Getting Started: Log Your Food
To analyze your nutrient intake, begin by consistently logging your meals and snacks into your MyFitnessPal food diary. The app's extensive food database and tools make logging straightforward, forming the basis for the nutritional data provided.
How to log your food
- Open the App: Launch MyFitnessPal.
- Navigate to the Diary: Tap the 'Diary' icon.
- Add Food: Tap '+ Add Food' under a meal section.
- Find Your Food: Use the search bar or scan a barcode.
- Confirm Details: Adjust serving size and quantity. For precision, a food scale is recommended.
Checking Your Macronutrients (Macros)
MyFitnessPal offers a visual breakdown of your intake of macronutrients: carbohydrates, protein, and fat.
Accessing your macro report
- Tap 'More': From your dashboard, tap the 'More' button.
- Select 'Nutrition': Choose 'Nutrition'.
- View 'Macros': Tap the 'Macros' tab.
A pie chart shows the daily percentage breakdown of calories from macros. Below, find gram totals compared to your goals. Switch between 'Day View' and 'Week View' for different periods.
Reviewing Your Micronutrients (Micros)
Tracking micronutrients like vitamins and minerals is important for overall health.

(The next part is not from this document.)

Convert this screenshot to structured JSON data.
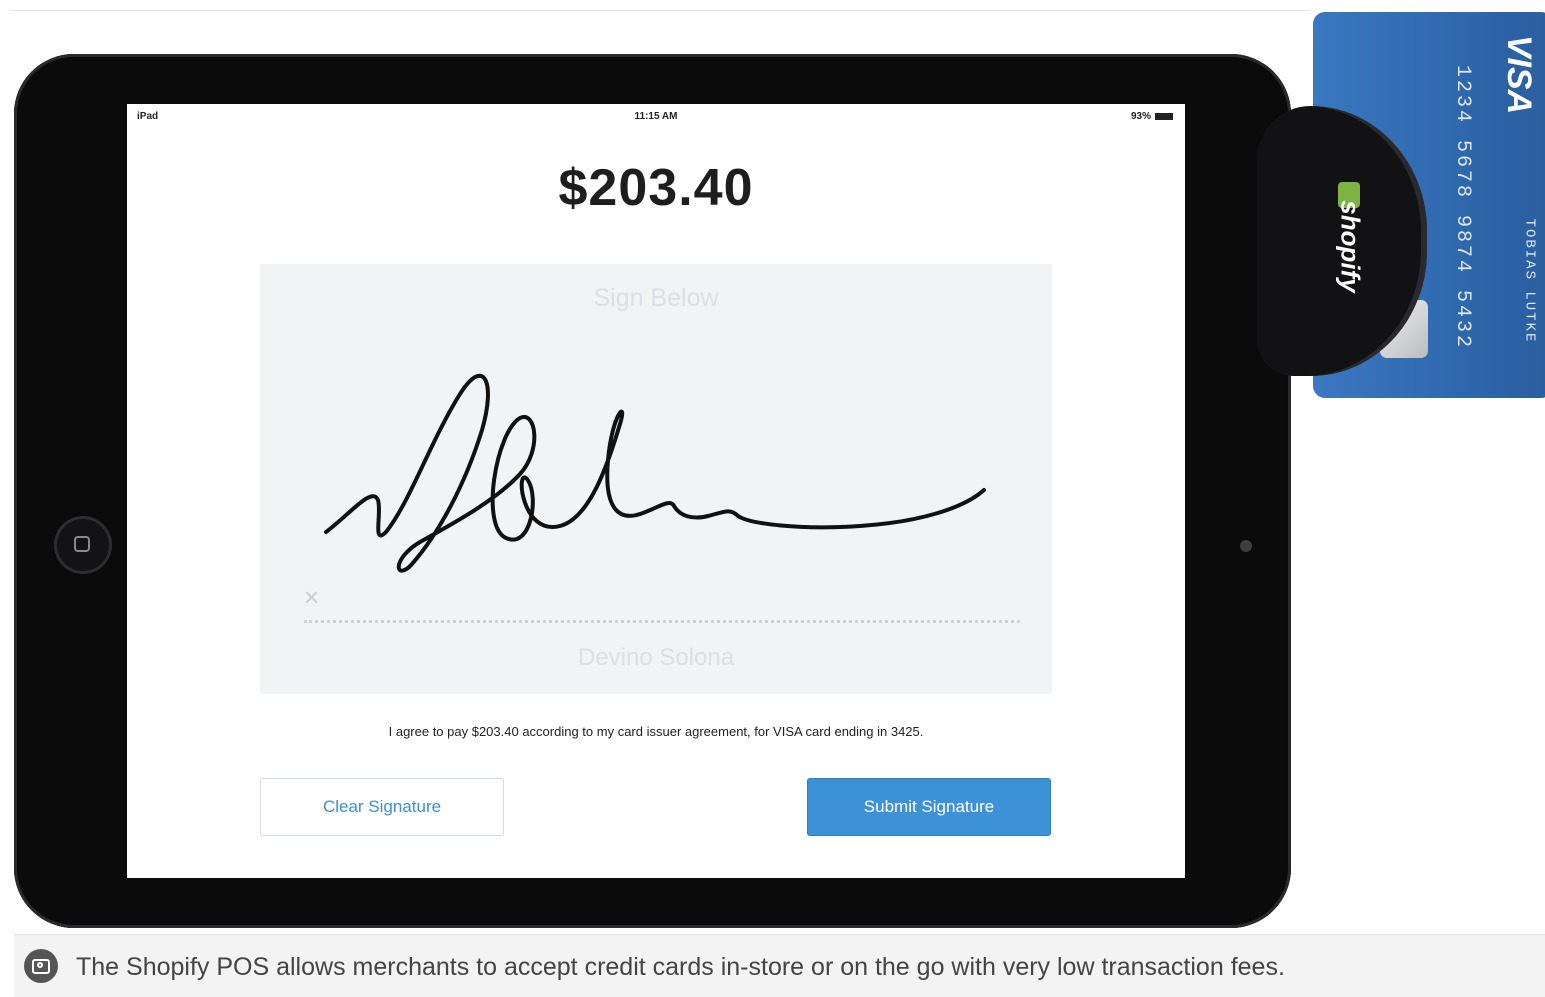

The app's free version tracks some, while the premium version offers a more comprehensive list and goal-setting.
Accessing your micro report
- Navigate to 'Nutrition': Follow the same steps: 'More' > 'Nutrition'.

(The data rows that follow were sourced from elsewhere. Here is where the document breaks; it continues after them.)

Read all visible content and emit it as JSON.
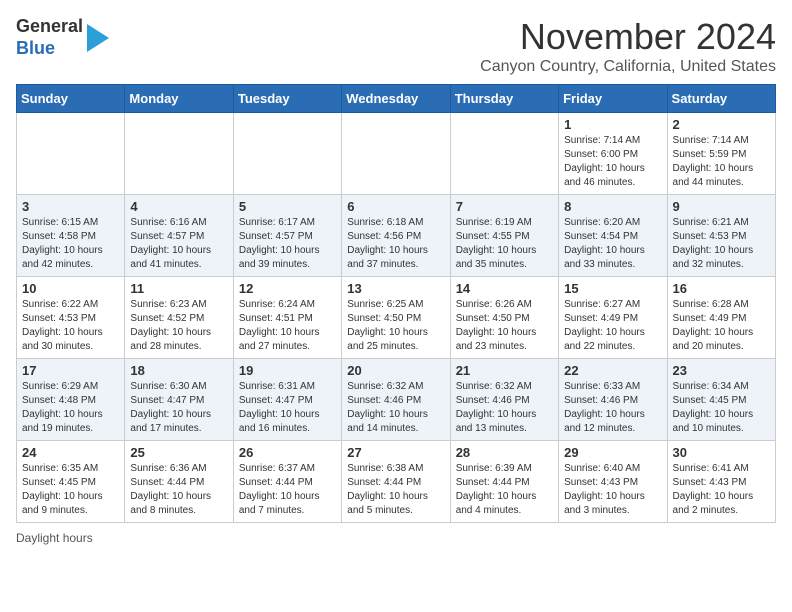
{
  "logo": {
    "general": "General",
    "blue": "Blue"
  },
  "title": "November 2024",
  "subtitle": "Canyon Country, California, United States",
  "days_of_week": [
    "Sunday",
    "Monday",
    "Tuesday",
    "Wednesday",
    "Thursday",
    "Friday",
    "Saturday"
  ],
  "footer": "Daylight hours",
  "weeks": [
    [
      {
        "day": "",
        "info": ""
      },
      {
        "day": "",
        "info": ""
      },
      {
        "day": "",
        "info": ""
      },
      {
        "day": "",
        "info": ""
      },
      {
        "day": "",
        "info": ""
      },
      {
        "day": "1",
        "info": "Sunrise: 7:14 AM\nSunset: 6:00 PM\nDaylight: 10 hours and 46 minutes."
      },
      {
        "day": "2",
        "info": "Sunrise: 7:14 AM\nSunset: 5:59 PM\nDaylight: 10 hours and 44 minutes."
      }
    ],
    [
      {
        "day": "3",
        "info": "Sunrise: 6:15 AM\nSunset: 4:58 PM\nDaylight: 10 hours and 42 minutes."
      },
      {
        "day": "4",
        "info": "Sunrise: 6:16 AM\nSunset: 4:57 PM\nDaylight: 10 hours and 41 minutes."
      },
      {
        "day": "5",
        "info": "Sunrise: 6:17 AM\nSunset: 4:57 PM\nDaylight: 10 hours and 39 minutes."
      },
      {
        "day": "6",
        "info": "Sunrise: 6:18 AM\nSunset: 4:56 PM\nDaylight: 10 hours and 37 minutes."
      },
      {
        "day": "7",
        "info": "Sunrise: 6:19 AM\nSunset: 4:55 PM\nDaylight: 10 hours and 35 minutes."
      },
      {
        "day": "8",
        "info": "Sunrise: 6:20 AM\nSunset: 4:54 PM\nDaylight: 10 hours and 33 minutes."
      },
      {
        "day": "9",
        "info": "Sunrise: 6:21 AM\nSunset: 4:53 PM\nDaylight: 10 hours and 32 minutes."
      }
    ],
    [
      {
        "day": "10",
        "info": "Sunrise: 6:22 AM\nSunset: 4:53 PM\nDaylight: 10 hours and 30 minutes."
      },
      {
        "day": "11",
        "info": "Sunrise: 6:23 AM\nSunset: 4:52 PM\nDaylight: 10 hours and 28 minutes."
      },
      {
        "day": "12",
        "info": "Sunrise: 6:24 AM\nSunset: 4:51 PM\nDaylight: 10 hours and 27 minutes."
      },
      {
        "day": "13",
        "info": "Sunrise: 6:25 AM\nSunset: 4:50 PM\nDaylight: 10 hours and 25 minutes."
      },
      {
        "day": "14",
        "info": "Sunrise: 6:26 AM\nSunset: 4:50 PM\nDaylight: 10 hours and 23 minutes."
      },
      {
        "day": "15",
        "info": "Sunrise: 6:27 AM\nSunset: 4:49 PM\nDaylight: 10 hours and 22 minutes."
      },
      {
        "day": "16",
        "info": "Sunrise: 6:28 AM\nSunset: 4:49 PM\nDaylight: 10 hours and 20 minutes."
      }
    ],
    [
      {
        "day": "17",
        "info": "Sunrise: 6:29 AM\nSunset: 4:48 PM\nDaylight: 10 hours and 19 minutes."
      },
      {
        "day": "18",
        "info": "Sunrise: 6:30 AM\nSunset: 4:47 PM\nDaylight: 10 hours and 17 minutes."
      },
      {
        "day": "19",
        "info": "Sunrise: 6:31 AM\nSunset: 4:47 PM\nDaylight: 10 hours and 16 minutes."
      },
      {
        "day": "20",
        "info": "Sunrise: 6:32 AM\nSunset: 4:46 PM\nDaylight: 10 hours and 14 minutes."
      },
      {
        "day": "21",
        "info": "Sunrise: 6:32 AM\nSunset: 4:46 PM\nDaylight: 10 hours and 13 minutes."
      },
      {
        "day": "22",
        "info": "Sunrise: 6:33 AM\nSunset: 4:46 PM\nDaylight: 10 hours and 12 minutes."
      },
      {
        "day": "23",
        "info": "Sunrise: 6:34 AM\nSunset: 4:45 PM\nDaylight: 10 hours and 10 minutes."
      }
    ],
    [
      {
        "day": "24",
        "info": "Sunrise: 6:35 AM\nSunset: 4:45 PM\nDaylight: 10 hours and 9 minutes."
      },
      {
        "day": "25",
        "info": "Sunrise: 6:36 AM\nSunset: 4:44 PM\nDaylight: 10 hours and 8 minutes."
      },
      {
        "day": "26",
        "info": "Sunrise: 6:37 AM\nSunset: 4:44 PM\nDaylight: 10 hours and 7 minutes."
      },
      {
        "day": "27",
        "info": "Sunrise: 6:38 AM\nSunset: 4:44 PM\nDaylight: 10 hours and 5 minutes."
      },
      {
        "day": "28",
        "info": "Sunrise: 6:39 AM\nSunset: 4:44 PM\nDaylight: 10 hours and 4 minutes."
      },
      {
        "day": "29",
        "info": "Sunrise: 6:40 AM\nSunset: 4:43 PM\nDaylight: 10 hours and 3 minutes."
      },
      {
        "day": "30",
        "info": "Sunrise: 6:41 AM\nSunset: 4:43 PM\nDaylight: 10 hours and 2 minutes."
      }
    ]
  ]
}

- Select 'Nutrients': Tap the 'Nutrients' tab to see a list of daily vitamin and mineral totals.
The report shows your daily total, goal, and remaining amount for each nutrient. Key micronutrients tracked include vitamin A, vitamin C, calcium, iron, and potassium. Consuming a variety of colorful fruits and vegetables is a good approach for hitting micronutrient targets.
Diving Deeper: Understanding the Nutrition Reports
MyFitnessPal's reports help identify long-term trends and adjust your diet.
Utilizing different report views
- Day View: Shows current day's intake (default for 'Macros' and 'Nutrients' tabs).
- Week View: Provides a bar graph of your average daily intake over the past week, useful for identifying patterns.
- Change Date: In 'Day View', analyze previous days' nutrient intake.
Advanced features and insights
Premium users access more detailed insights:
- Custom goals in grams: Set specific macro targets in grams.
- Nutrient goals by meal: Assign nutrient targets to individual meals.
- Net Carbs Mode: Automatically tracks net carbs for low-carb diets.
MyFitnessPal Free vs. Premium Nutrient Tracking
| Feature | Free Version | Premium Version | 
|---|---|---|
| Macro View (Pie Chart) | Shows percentage of total calories. | Also shows grams and allows setting goals in grams. | 
| Micro View | Limited to showing total daily intake for a set list of nutrients. | Allows setting specific goals for a more extensive list of micronutrients. | 
| Meal Analysis | Basic view of nutrients per meal. | Detailed analysis of calorie and macro goals per meal. | 
| Weekly Insights | Basic weekly summaries in the 'Week View'. | In-depth analysis, customizable dashboards, and detailed reports. | 
| Net Carbs | Requires manual calculation. | Automated tracking via Net Carbs Mode. | 
Conclusion: Making Smarter Choices with MyFitnessPal
By consistently logging food and using MyFitnessPal's features, you gain a deeper understanding of your diet. Knowing how to check nutrients on MyFitnessPal? enables informed decisions beyond just calorie counting, focusing on food quality and balance. Tracking macros for fitness or micros for a balanced diet, the app provides necessary data. Consistent, accurate logging and using analysis tools, especially weekly reports, help identify trends and maintain healthy habits long-term. A balanced diet with various fruits, vegetables, and whole grains is a proven strategy for health and well-being.